Sankai Juku brought traditional butoh dance to Hancher Auditorium in Utsushi

Butoh dance company Sankai Juku presented Utsushi, meaning ‘Between Two Mirrors,’ to Hancher Auditorium on Oct. 22.

Contributed

Contributed

Ashley Dawson, Arts Reporter

In the dimly lit auditorium, audience members filled the seats of the first level, leaving only a few spots open for Sankai Juku’s performance of Utsushi at Hancher.

Dancing a piece that combined many of their previous performances, Sankai Juku mesmerized the audience with stunning visuals in the style of butoh, a Japanese dance performed by males painted entirely white.

The dancer’s bodies contrasted dramatically against the black backdrop as the performance began. As quickly as the lights went down on the audience, four figures sprung to life on stage, seemingly out of thin air.

Related: Sankai Juku returns to Hancher after 20 years with ‘Utsushi’ performance

From the ceiling hung three scales, each bearing a heaping pile of dust. In the middle of the stage, an even larger pile.

Music began playing while sounds of soft wind swept across the room. The four figures on stage began moving their hands slowly, blossoming like flowers from the ground.

As the music began to build, the movements of the figures grew larger and quicker, then slower, then smaller, then large, and so on.

They moved around the stage as if they were one body. Suddenly, they crowded in the middle, and flour flew from the ground into the air, filling the stage with a powdery breeze.

After a while, the four figures ran off the stage, leaving silence and empty space, before two new figures emerged from the back curtains. These performers began to mimic one another on each side of a rectangular patch of light, creating the illusion of a mirror.

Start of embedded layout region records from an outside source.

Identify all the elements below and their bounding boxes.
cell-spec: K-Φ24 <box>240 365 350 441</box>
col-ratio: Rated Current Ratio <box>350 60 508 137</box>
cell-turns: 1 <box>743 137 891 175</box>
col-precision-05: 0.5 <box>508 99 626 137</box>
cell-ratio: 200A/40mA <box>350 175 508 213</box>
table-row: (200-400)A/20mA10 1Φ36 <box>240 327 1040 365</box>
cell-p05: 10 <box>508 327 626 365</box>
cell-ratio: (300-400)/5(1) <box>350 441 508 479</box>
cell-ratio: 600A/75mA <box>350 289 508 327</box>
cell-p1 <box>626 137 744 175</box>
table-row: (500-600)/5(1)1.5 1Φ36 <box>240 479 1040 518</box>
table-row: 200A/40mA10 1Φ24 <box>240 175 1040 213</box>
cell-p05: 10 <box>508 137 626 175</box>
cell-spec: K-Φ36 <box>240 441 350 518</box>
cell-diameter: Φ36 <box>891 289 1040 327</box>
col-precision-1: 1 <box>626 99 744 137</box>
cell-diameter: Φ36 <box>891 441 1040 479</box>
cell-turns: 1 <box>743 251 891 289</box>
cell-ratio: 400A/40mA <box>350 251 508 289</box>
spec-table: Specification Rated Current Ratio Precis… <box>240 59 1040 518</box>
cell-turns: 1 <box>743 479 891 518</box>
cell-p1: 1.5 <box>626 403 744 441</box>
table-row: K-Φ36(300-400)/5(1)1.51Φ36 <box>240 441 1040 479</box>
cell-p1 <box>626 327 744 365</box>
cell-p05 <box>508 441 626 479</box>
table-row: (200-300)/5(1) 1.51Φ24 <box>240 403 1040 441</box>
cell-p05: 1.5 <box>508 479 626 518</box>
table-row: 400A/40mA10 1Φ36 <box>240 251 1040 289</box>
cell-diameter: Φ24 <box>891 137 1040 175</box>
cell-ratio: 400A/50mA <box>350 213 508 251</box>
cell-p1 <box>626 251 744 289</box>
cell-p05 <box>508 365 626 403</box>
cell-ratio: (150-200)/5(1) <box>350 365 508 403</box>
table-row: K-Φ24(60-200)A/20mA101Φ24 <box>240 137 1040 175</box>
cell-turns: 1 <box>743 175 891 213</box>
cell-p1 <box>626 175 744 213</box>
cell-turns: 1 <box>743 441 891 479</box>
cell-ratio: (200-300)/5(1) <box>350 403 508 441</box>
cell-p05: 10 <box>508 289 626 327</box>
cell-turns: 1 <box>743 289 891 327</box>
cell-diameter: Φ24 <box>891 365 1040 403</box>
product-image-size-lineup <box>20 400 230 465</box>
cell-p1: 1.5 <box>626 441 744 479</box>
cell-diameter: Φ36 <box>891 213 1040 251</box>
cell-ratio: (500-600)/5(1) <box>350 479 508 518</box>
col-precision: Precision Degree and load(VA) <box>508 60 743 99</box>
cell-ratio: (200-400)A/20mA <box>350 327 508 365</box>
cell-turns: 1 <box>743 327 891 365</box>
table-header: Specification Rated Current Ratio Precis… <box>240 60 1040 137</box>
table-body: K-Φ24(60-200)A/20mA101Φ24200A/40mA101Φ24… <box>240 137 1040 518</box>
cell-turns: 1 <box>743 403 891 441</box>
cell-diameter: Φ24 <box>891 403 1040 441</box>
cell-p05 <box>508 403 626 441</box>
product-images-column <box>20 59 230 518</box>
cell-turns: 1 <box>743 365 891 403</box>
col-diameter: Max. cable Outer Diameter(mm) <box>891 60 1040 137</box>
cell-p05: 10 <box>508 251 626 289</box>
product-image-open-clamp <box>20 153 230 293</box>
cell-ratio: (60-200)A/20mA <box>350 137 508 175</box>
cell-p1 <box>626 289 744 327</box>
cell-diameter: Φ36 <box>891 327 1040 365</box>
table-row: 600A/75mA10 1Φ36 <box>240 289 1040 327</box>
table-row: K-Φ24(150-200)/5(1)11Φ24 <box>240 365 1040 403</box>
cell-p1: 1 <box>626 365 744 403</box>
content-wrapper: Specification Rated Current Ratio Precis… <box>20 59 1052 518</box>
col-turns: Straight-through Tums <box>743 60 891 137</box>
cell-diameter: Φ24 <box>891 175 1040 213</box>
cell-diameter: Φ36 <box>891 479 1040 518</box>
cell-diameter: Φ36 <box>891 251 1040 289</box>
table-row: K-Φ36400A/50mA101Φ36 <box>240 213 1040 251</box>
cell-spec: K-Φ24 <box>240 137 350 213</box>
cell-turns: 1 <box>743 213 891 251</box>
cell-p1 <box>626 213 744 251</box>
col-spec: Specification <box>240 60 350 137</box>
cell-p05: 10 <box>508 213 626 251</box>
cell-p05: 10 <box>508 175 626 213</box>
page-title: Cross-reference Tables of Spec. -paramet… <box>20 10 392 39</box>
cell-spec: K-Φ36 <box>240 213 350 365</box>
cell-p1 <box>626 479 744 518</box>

After the two figures left, the room fell dark and quiet. Then, the four dancers returned, each donning black skirts, mangled with white, web-like drapings over the rest of their bodies. Discordant music began to play from the speakers. The music sounded like yelling and crying, and the dancers moved almost robotically.

As the dancers faced the back wall and shimmied their bodies like snakes, their hands trailed down their fronts, where they slowly untied their skirts and dropped them just low enough to show their bare bottoms to the audience, then continued to move from their hips.

This scene looked like something straight out of a nightmare. From the mask that looked like a brain, to the skirts that looked like leaking muscle tissue with slats of blood, it was definitely a creepy sight. Yet, it was somehow beautiful.

By the third segment, the pair of dancers and the quad of dancers had intermingled, so they were no longer with their original group. As they moved about, left and right, forward and back, the powder left on the floor was kicked into the air, returning to the ground like ashes from the sky.

The only sound in the room was the soft shuffling of each performer’s feet grazing across the stage. There was a distant thumping that kept growing as each performer made their way to one another.

They mirrored each other, mimicked one another from different angles, ran off and on the stage, and danced in a way that was so natural, it seemed almost random.

As the performance went on, the music changed pace. The dancers moved around; jumping, crawling, running, rolling.

Then, just as the performance began, it ended with the dancers hands moving like flowers blossoming, and the crowd stood, applauded, and cheered with a sense of confusion, yet full of delight from the wonderful journey presented onstage.